When it comes to games, we talk around some topics a lot. An example: games are art. This isn’t really refutable. It honestly wasn’t, ever, but for a solid couple of decades there was a big question mark around that. We’ve moved past that in a big way, and we’re seeing more and more amazing, beautiful, moving things in our games that simply aren’t possible unless it’s widely understood that games are art.
That understanding is important, it unlocks things, it makes people think and inspires them. Modern graffiti wasn’t viewed as an artistic medium for decades, and wasn’t widely accepted for even longer. Now we have Banksy, and massive outdoor city murals, and street art. The frame of expression widened as acceptance did. We’re seeing the same things in games.
This gets me to my original thought– listening and talking around topics. Games are art, indisputably. Games also teach, indisputably. We have an ever-expanding body of research that concludes that games are one of if not the best mechanisms for teaching. We’ve known that games are great for teaching for centuries– Go and Chess are old war games, used to teach strategy. The question becomes not “*can* games teach?” but instead “what are games teaching?”
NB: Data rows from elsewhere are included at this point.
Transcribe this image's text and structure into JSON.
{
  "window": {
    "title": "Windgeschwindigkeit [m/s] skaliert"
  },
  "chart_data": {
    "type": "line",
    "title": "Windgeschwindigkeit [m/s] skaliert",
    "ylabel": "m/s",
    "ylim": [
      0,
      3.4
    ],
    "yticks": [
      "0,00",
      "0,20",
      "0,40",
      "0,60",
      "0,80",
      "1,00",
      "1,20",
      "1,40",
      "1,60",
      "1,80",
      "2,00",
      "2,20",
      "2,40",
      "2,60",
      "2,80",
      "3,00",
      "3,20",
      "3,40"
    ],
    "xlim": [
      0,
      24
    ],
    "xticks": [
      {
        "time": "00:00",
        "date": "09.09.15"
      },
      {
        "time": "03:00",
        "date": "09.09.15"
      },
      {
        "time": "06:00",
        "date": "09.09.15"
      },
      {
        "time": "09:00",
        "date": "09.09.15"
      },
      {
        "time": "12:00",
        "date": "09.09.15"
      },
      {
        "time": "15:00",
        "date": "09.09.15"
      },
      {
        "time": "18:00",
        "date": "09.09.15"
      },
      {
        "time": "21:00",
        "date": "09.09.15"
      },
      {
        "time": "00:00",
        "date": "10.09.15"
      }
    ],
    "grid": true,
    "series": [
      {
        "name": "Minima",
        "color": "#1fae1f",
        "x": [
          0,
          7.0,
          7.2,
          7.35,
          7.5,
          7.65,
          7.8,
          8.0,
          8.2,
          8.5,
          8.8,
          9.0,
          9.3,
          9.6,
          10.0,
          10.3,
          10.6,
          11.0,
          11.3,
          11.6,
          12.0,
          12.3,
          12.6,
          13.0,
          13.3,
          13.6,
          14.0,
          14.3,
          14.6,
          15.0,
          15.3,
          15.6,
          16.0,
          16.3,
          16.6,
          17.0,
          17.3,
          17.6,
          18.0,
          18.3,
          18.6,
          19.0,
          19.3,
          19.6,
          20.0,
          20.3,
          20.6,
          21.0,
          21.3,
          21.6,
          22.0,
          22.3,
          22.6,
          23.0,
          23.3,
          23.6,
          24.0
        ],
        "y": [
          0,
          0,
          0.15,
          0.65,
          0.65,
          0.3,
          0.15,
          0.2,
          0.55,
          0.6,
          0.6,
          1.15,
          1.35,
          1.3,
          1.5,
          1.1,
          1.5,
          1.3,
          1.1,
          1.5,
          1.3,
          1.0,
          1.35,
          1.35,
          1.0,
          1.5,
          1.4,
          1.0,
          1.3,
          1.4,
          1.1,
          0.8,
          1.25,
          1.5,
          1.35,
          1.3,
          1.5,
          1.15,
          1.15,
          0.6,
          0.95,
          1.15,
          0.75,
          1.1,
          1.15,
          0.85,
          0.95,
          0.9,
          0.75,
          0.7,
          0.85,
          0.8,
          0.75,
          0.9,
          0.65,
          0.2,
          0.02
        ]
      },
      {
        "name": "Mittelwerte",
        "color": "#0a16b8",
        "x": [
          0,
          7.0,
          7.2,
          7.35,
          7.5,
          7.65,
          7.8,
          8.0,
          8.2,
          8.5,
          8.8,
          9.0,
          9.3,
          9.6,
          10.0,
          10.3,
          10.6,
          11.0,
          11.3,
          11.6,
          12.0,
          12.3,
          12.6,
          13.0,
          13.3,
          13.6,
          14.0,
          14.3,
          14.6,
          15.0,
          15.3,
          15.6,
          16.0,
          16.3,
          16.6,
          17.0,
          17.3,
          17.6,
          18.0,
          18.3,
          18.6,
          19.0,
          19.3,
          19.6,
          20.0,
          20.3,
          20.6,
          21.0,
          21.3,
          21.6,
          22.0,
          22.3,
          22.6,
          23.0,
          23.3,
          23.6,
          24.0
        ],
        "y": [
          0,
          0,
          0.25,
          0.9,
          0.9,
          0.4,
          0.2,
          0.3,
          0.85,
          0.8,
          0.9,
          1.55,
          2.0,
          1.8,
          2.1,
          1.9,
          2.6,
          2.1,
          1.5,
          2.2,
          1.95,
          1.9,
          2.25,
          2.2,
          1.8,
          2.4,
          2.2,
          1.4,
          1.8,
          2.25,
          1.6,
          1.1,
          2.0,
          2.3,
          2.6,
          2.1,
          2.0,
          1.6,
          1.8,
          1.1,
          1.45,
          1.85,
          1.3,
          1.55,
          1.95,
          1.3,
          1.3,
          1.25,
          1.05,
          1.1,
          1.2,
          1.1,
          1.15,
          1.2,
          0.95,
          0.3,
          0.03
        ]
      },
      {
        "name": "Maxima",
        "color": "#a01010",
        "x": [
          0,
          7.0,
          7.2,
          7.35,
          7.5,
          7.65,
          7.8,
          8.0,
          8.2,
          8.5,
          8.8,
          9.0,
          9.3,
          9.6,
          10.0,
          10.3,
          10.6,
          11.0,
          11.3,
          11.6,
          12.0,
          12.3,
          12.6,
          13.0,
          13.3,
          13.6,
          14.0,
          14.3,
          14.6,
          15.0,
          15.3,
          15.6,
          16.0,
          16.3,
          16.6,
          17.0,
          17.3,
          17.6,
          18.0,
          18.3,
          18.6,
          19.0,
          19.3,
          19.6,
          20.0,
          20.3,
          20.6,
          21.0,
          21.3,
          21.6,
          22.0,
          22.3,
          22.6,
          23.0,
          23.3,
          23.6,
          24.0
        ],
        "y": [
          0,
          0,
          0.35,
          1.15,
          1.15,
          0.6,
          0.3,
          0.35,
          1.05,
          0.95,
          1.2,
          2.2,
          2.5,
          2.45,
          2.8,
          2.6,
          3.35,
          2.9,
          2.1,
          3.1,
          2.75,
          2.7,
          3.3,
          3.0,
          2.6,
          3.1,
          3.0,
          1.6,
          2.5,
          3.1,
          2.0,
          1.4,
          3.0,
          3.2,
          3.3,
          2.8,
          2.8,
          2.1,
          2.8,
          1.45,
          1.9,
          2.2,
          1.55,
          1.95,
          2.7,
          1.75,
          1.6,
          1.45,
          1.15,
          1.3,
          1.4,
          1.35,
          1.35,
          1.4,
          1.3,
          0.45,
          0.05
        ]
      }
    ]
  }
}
It’s a thing we talk around a lot. We’ll talk about how well the game teaches us how to play it, how good the tutorial is and whether the progression curve teaches you the skills necessary to keep progressing. We talk about games teaching resource management, and strategy. We’ll laud games that use smaller versions of boss mechanics to prepare you for the boss itself.
What doesn’t come up much is the other stuff games teach us. Assassin’s Creed taught quite a few people how to appreciate classic art. Guitar Hero and Rock Band taught people about classic rock. These aren’t a core part of the game, they don’t help you beat the game, but they’re the parts that can stick with you. In school, no one cares that you’re good at completing worksheets or homework– what those things do is give you skills that stick with you for when you need them. Math class teaches you how to finish math class, but it also teaches you how to balance a budget, how to make estimates, how to think about problems logically, and a variety of other handy life skills. It teaches you how to use a calculator, so you can solve complex problems with one, and teaches you how NOT to use a calculator, so you can tell if the answer the calculator is giving you is likely to be correct or if you’ve put in some errors.
Games teach us all kinds of ancillary things, but we don’t really talk about them much (outside of some flavors of game scholars, hi2y’all if you’re reading this). It’s certainly not a discussion that comes up in the design process. There’s rarely enough space in the usual games-industry development cycle to have those kinds of discussions, much less act on them.
It means that a lot of stuff gets unintentionally taught, lessons that sink in that weren’t ever part of a plan. There’s an parallel to parenting here– the parents I know talk about the things they teach their children, and then the things their children “pick up”. These are the unintentionally taught parts, and games do the same thing.
I want to spend some time over the next few posts trying to put words to the unintentional things I’ve learned from games. It’s a conversation I find interesting, and (as mentioned) not one that comes up a lot. It’s a hard thing to think about, because it forces me to not just read between the lines of the game but also self-analyze and see how I’ve changed.
Might be an interesting experiment, we’ll see!